Well, without the funky smelling room in your parents basement. Actually, I haven't been to your basement. Maybe your experience is just like D&D.

Warhammer - While at the annual family holiday get on, one of my cousins mentioned he was thinking about getting into the table top racket. Said he had been playing a take over the world game with his friends, but they were getting bored with it so thought they would try WH.

"You know the game, the one with the world?" He asked.

"Oh, Axis & Allies?" I asked.

"Uh, no. It has the dice and the pieces" He replied.

I gave one of those sideways looks I reserve for people who I think are obviously trying to mock me. And then, recognizing the source for what it was I deduced the answer. "You mean Risk."

"Ya! That's it!" I tried to stay encouraging after that, knowing full well that unless I devoted some serious coaching, my cousin was going to get lost in the gap. We actually discussed this briefly. I'm not sure there is a mid way step between Risk and actual strategy games. And certainly not much of a bridge between this and table top war games. I gave him the usual warnings about cost and time, something a game like WH demands a great deal of. I briefly considered sending him a set of alternate rules for the pieces of Risk. I think I may buy him a copy of Settlers of Cattan.

What you could do, to take Risk to the next level, and yet probably not change it so much that anyone who played before didn't understand, is make a supply change and a combat change. The supply rules for Risk are messed up. Ignore the cards, or at least use them limitedly. Like they always represent 21 points when cashed in. The new sets have three kinds of pieces (at least, the last set I bought did) intended to represent 1, 5 and 10 armies. Forget that, it's dumb (simplistic is what I mean, but I want to be inflammatory). If you're going to play like that you may as well invest in a set of stock six sided dice and roll them for an hour or two. Whoever rolls the most 6s wins.

The infantry units are 1 unit of infantry and they work just like you're used to. Each one you commit to battle is a d6 for you to roll and they cost 1 point for you to buy. They're the least expensive and have the best all around chance in combat.
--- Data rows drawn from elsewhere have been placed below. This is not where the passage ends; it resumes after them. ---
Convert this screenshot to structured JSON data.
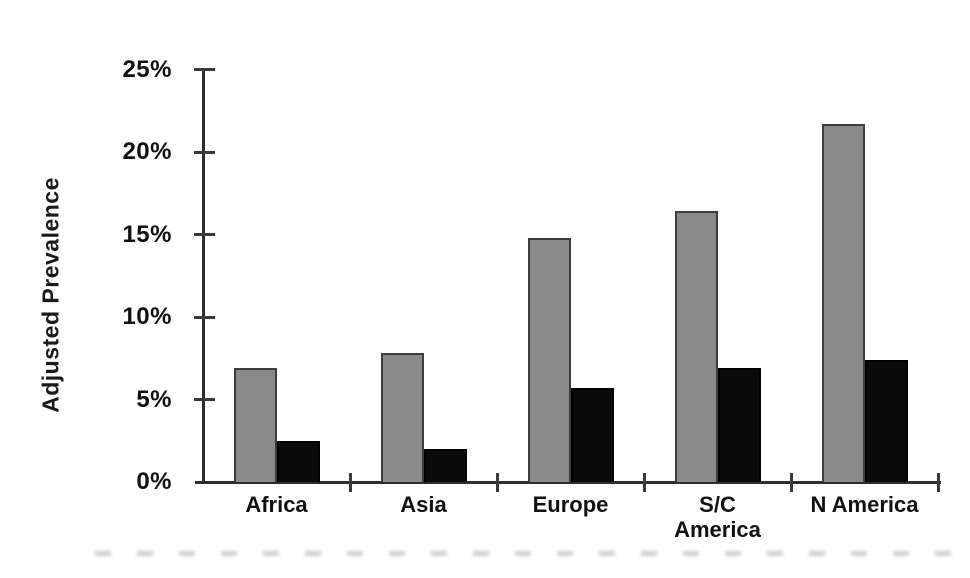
{
  "figure": {
    "background": "#ffffff",
    "axis_color": "#2e2e2e",
    "text_color": "#111111"
  },
  "chart_data": {
    "type": "bar",
    "title": "",
    "xlabel": "",
    "ylabel": "Adjusted Prevalence",
    "categories": [
      "Africa",
      "Asia",
      "Europe",
      "S/C\nAmerica",
      "N America"
    ],
    "series": [
      {
        "name": "gray",
        "color": "#8a8a8a",
        "border_color": "#3d3d3d",
        "values": [
          6.9,
          7.8,
          14.8,
          16.4,
          21.7
        ]
      },
      {
        "name": "black",
        "color": "#0a0a0a",
        "border_color": "#000000",
        "values": [
          2.5,
          2.0,
          5.7,
          6.9,
          7.4
        ]
      }
    ],
    "ylim": [
      0,
      25
    ],
    "ytick_values": [
      0,
      5,
      10,
      15,
      20,
      25
    ],
    "ytick_labels": [
      "0%",
      "5%",
      "10%",
      "15%",
      "20%",
      "25%"
    ],
    "grid": false,
    "legend": false
  }
}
The cavalry units are 1 unit of cavalry. They cost 2 points each, but they roll a d8 when attacking someone else's country. When some one attacks your cavalry they roll a d6, like infantry. If it's your turn your cavalry roll d8, if its not your turn they roll d6 is probably the easiest way to see it.

The cannon units are 1 battery of artillery. They cost 2 points each, and only roll a d4 when they are attacking. However, artillery is a support piece. If the artillery piece is not alone then each of your die receives a +1. Artillery by itself, not so effective. Artillery used as part of combined arms...

Leave everything else the same. Instead of the numbers for sets and normal supply and continent bonus being ARMIES, they are points you spend on Infantry or Cavalry or Artillery.
I really need to try that out.

World in Conflict - When I can get out from under the thumb of the gorilla, this game rocks. I also gave the single player demo of Crysis a shot, in spite of being disappointed with the multi player beta, and have to say I did it a disservice. I will be picking it up. I also have a taste for Hellgate London, but that's lower on my list. I have the demo of Call of Duty 4 for the PC, but need to evade the gorilla to get it installed. I did get Guitar Hero III for the 360, but as my 360 is being monopolized for watching House, MD just now, I'm not getting to use it much.

1 comment:

David said...

By Warhammer do you mean Warhammer or 40K? If they want to transition from Risk to Warhammer, they could always try Battle Masters first.
Otherwise what about the Axis and Allies miniature game?